The Next Parish Over

The inspiration behind writing a book a few years ago on the various historical and cultural landmarks in Ireland was derived from trips to the south of Ireland in my youth. The Aran Islands, Burren and the Cliffs of Moher were all visited inside a two-month spell. I was aged eleven; eager to encounter these places that I had only heard of.

On a school trip to County Clare, we were based at the spa town of Lisdoonvarna. I relished the opportunity to discover and learn more about iconic landmarks in the area. We were perplexed to encounter a coachload of American tourists one afternoon at the nearby Cliffs of Moher.

“Why do Americans travel such a distance to visit these cliffs?” I asked one of our teachers, “Surely there are many places in America, such as the Grand Canyon, that would be easier for them to visit?”

“These are world-famous landmarks, Cathal; it is a privilege to get the opportunity to see them. And many of those visitors from the States had relatives who emigrated from Ireland many decades ago – so they feel a connection to this place.”

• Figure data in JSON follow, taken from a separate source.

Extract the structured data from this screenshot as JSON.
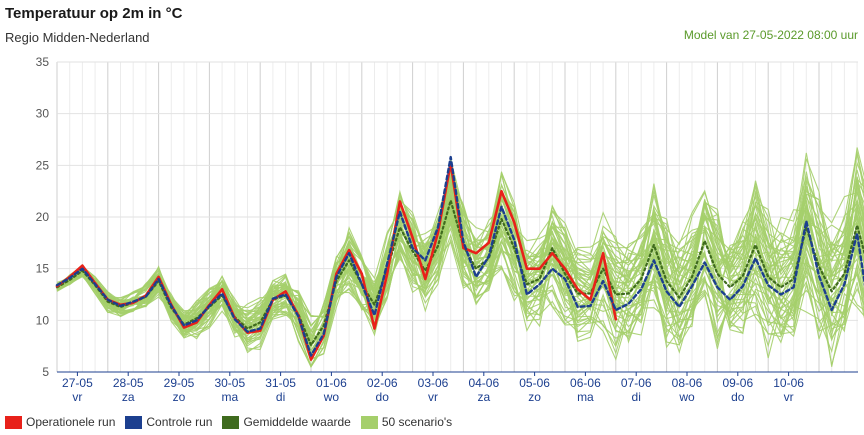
{
  "header": {
    "title": "Temperatuur op 2m in °C",
    "subtitle": "Regio Midden-Nederland",
    "model": "Model van 27-05-2022 08:00 uur"
  },
  "legend": [
    {
      "label": "Operationele run",
      "color": "#e8211a"
    },
    {
      "label": "Controle run",
      "color": "#1c3f8f"
    },
    {
      "label": "Gemiddelde waarde",
      "color": "#3f6b1e"
    },
    {
      "label": "50 scenario's",
      "color": "#a5cf6b"
    }
  ],
  "chart_data": {
    "type": "line",
    "ylim": [
      5,
      35
    ],
    "yticks": [
      5,
      10,
      15,
      20,
      25,
      30,
      35
    ],
    "x_start": "27-05 00:00",
    "x_end": "10-06 18:00",
    "x_step_hours": 6,
    "date_labels": [
      "27-05",
      "28-05",
      "29-05",
      "30-05",
      "31-05",
      "01-06",
      "02-06",
      "03-06",
      "04-06",
      "05-06",
      "06-06",
      "07-06",
      "08-06",
      "09-06",
      "10-06"
    ],
    "day_labels": [
      "vr",
      "za",
      "zo",
      "ma",
      "di",
      "wo",
      "do",
      "vr",
      "za",
      "zo",
      "ma",
      "di",
      "wo",
      "do",
      "vr"
    ],
    "grid": true,
    "series": [
      {
        "name": "Operationele run",
        "color": "#e8211a",
        "values": [
          13.3,
          14.2,
          15.3,
          13.6,
          12.0,
          11.5,
          11.7,
          12.4,
          14.2,
          11.5,
          9.3,
          9.8,
          11.5,
          13.0,
          10.2,
          8.8,
          9.0,
          12.0,
          12.8,
          10.5,
          6.2,
          8.5,
          14.5,
          16.8,
          14.5,
          9.2,
          14.5,
          21.5,
          18.0,
          14.0,
          18.5,
          25.2,
          17.0,
          16.5,
          17.5,
          22.5,
          19.5,
          15.0,
          15.0,
          16.5,
          15.0,
          13.0,
          12.0,
          16.5,
          10.1
        ]
      },
      {
        "name": "Controle run",
        "color": "#1c3f8f",
        "values": [
          13.4,
          14.1,
          15.0,
          13.5,
          12.0,
          11.4,
          11.8,
          12.3,
          14.0,
          11.4,
          9.5,
          10.0,
          11.4,
          12.6,
          10.1,
          8.9,
          9.2,
          12.1,
          12.5,
          10.4,
          6.6,
          8.7,
          14.2,
          16.5,
          13.5,
          10.5,
          15.5,
          20.5,
          17.0,
          15.8,
          19.0,
          25.8,
          17.6,
          14.2,
          16.2,
          21.0,
          17.8,
          12.5,
          13.5,
          15.0,
          14.0,
          11.3,
          11.4,
          13.8,
          11.0,
          11.6,
          13.0,
          15.8,
          12.8,
          11.3,
          13.3,
          15.6,
          13.2,
          12.0,
          13.3,
          16.0,
          13.4,
          12.5,
          13.2,
          19.6,
          14.3,
          11.0,
          13.5,
          18.4,
          10.4
        ]
      },
      {
        "name": "Gemiddelde waarde",
        "color": "#3f6b1e",
        "values": [
          13.2,
          13.9,
          14.8,
          13.4,
          11.8,
          11.3,
          11.7,
          12.3,
          13.8,
          11.2,
          9.6,
          10.2,
          11.3,
          12.4,
          10.3,
          9.2,
          9.8,
          12.0,
          12.4,
          10.6,
          7.6,
          9.5,
          13.8,
          15.8,
          13.5,
          11.5,
          15.0,
          19.0,
          16.7,
          14.8,
          17.2,
          21.6,
          17.2,
          15.0,
          16.0,
          19.8,
          17.0,
          13.5,
          14.0,
          17.0,
          14.5,
          12.6,
          12.6,
          15.0,
          12.5,
          12.6,
          14.0,
          17.3,
          13.8,
          12.2,
          14.2,
          17.7,
          14.5,
          13.2,
          14.3,
          17.3,
          14.2,
          13.2,
          14.0,
          19.0,
          15.2,
          12.8,
          14.5,
          19.2,
          14.6
        ]
      }
    ]
  }
}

That was the first time I began to acknowledge and understand that people and places are interconnected.

A few months after that exchange, I visited the Aran Islands, located off the coast of Galway, with my family; it was part of our summer holidays. Our base was in the seaside town of Salthill, which included the usual amusement arcades that appealed to kids my age.

And while my siblings and I enjoyed that element of the holiday, my dad was always keen for us to explore our national landmarks and heritage. Midway through our stay in Salthill, we travelled by ferry to one of the Aran Islands on a tranquil July day, with the sun blazing on our backs.

Walking to the edge of the largest island, Inis Mór, I was in awe of the vast Atlantic Ocean that surrounded the islands – and stretched out as far as the eye could see.

I recalled the American visitors at the Cliffs of Moher and the journey they had made to the west coast of Ireland. Then my father told me that the American city of Boston was “the next parish over”.

With that remark the world appeared much smaller!